How does the presence of natural organic matter (NOM) affect the formation of disinfection byproducts (DBPs) when using chlorine?

Natural organic matter (NOM) is a complex mixture of organic compounds that are naturally present in surface and ground waters. The presence of NOM significantly increases the formation of disinfection byproducts (DBPs) when chlorine is used as a disinfectant. Chlorine reacts with NOM to form a variety of DBPs, some of which are known or suspected carcinogens. The most common and regulated DBPs include trihalomethanes (THMs) and haloacetic acids (HAAs). THMs include chloroform, bromoform, dibromochloromethane, and bromodichloromethane. HAAs include monochloroacetic acid, dichloroacetic acid, trichloroacetic acid, monobromoacetic acid, and dibromoacetic acid. The amount and type of DBPs formed depend on several factors, including the concentration and characteristics of the NOM, the chlorine dose, the contact time, the pH, and the temperature. NOM contains various precursor compounds that react with chlorine to form DBPs.
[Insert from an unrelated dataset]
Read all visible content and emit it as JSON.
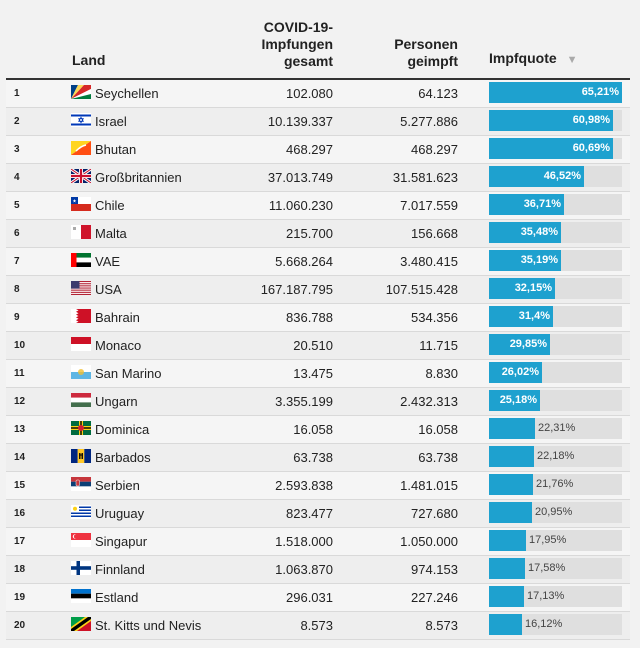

These precursors include humic acids, fulvic acids, and other organic molecules with reactive functional groups. The higher the concentration of NOM, the greater the potential for DBP formation. Therefore, removing NOM is a primary goal in drinking water treatment to minimize DBP formation. Treatment processes such as coagulation, flocculation, sedimentation, and filtration are used to remove NOM before chlorine disinfection. Alternative disinfectants, such as ozone and chlorine dioxide, can also be used to reduce DBP formation because they react differently with NOM than chlorine. For example, a water treatment plant that uses chlorine as a primary disinfectant and has high levels of NOM in its source water will likely have to implement enhanced coagulation or other NOM removal processes to comply with DBP regulations.